Ionophore antibiotics such as salinomycin have repeatedly been shown to target cancer stem and progenitor cells from various tumor entities. Meanwhile, cancer stem cell (CSC)-selective toxicity of ionophore antibiotics seems to be a commonly accepted concept that is about to encourage their clinical testing. This study provides data that challenge the concept of targeted elimination of CSC by ionophore antibiotics. Stem-like ovarian cancer side population (SP) cells expressing high levels of ABC drug transporters are shown to largely resist the cytotoxic effects of salinomycin and nigericin. Furthermore, using a small interfering RNA-based knockdown model specific for ABCB1, this study demonstrates that ABC drug transporters are indeed causally involved in mediating protection from ionophore antibiotics. Considering that it is a hallmark of CSCs to exhibit drug resistance conferred by ABC drug transporters, it must be deduced from these results that CSCs may also be protected from ionophore antibiotics by means of drug-transporter mediated efflux.
据报道,离子载体抗生素可选择性杀死癌症干细胞并克服多药耐药性,但缺乏关于药物转运蛋白在这些化合物治疗中作用的机制研究。我们对特征明确的人类癌细胞系进行化学敏感性测试,以阐明药物转运蛋白是否参与对离子载体抗生素盐霉素和尼日利亚菌素细胞毒性作用的保护。我们的实验表明,离子载体抗生素对干细胞样卵巢癌侧群细胞(表达ABCB1或ABCG2)和K562/Dox-H1细胞均无效,后者构成了ABCB1表达的基因定义模型系统。考虑到癌症干细胞通常高水平表达药物转运蛋白,我们从结果中推断,离子载体抗生素比之前认为的更不适合靶向治疗癌症干细胞。

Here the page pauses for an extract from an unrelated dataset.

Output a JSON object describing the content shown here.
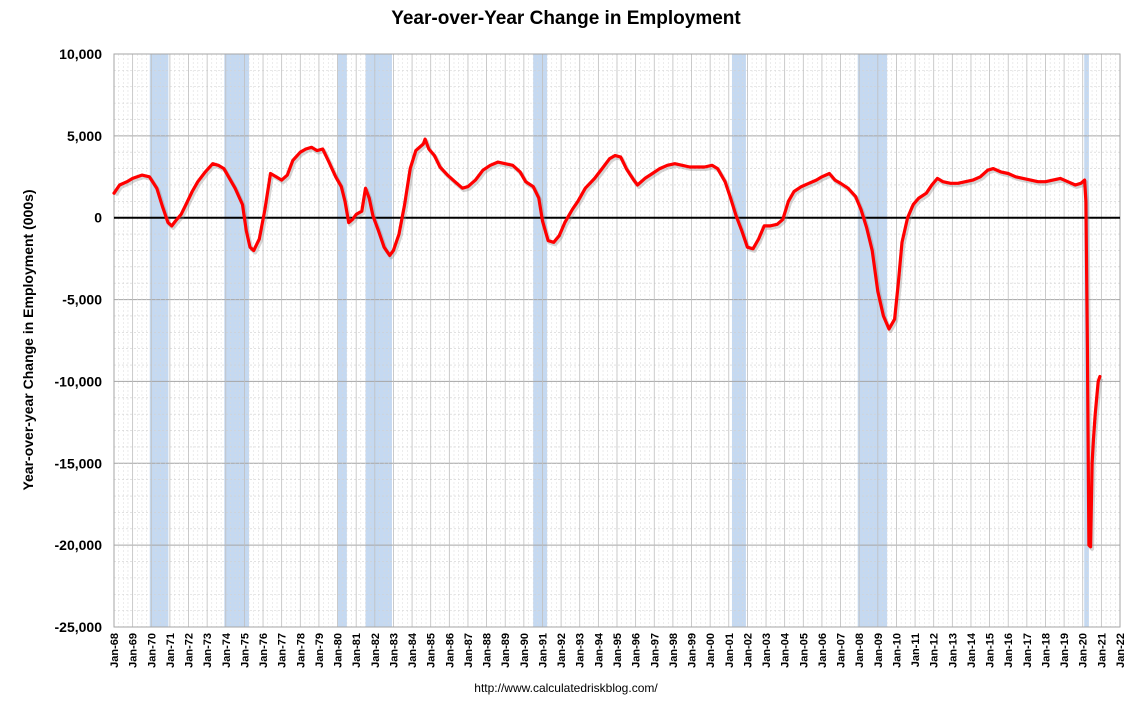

盐霉素等离子载体抗生素已多次被证明可靶向来自各种肿瘤实体的癌症干细胞和祖细胞。同时,离子载体抗生素对癌症干细胞(CSC)的选择性毒性似乎是一个普遍接受的概念,这即将促使它们进行临床试验。本研究提供的数据对离子载体抗生素靶向消除CSC的概念提出了挑战。高水平表达ABC药物转运蛋白的干细胞样卵巢癌侧群(SP)细胞对盐霉素和尼日利亚菌素的细胞毒性作用具有很大抗性。此外,本研究使用针对ABCB1的基于小干扰RNA的敲低模型,证明ABC药物转运蛋白确实在介导对离子载体抗生素的保护中起因果作用。考虑到CSC的一个标志是表现出由ABC药物转运蛋白赋予的耐药性,从这些结果中必然可以推断出,CSC也可能通过药物转运蛋白介导的外排而免受离子载体抗生素的影响。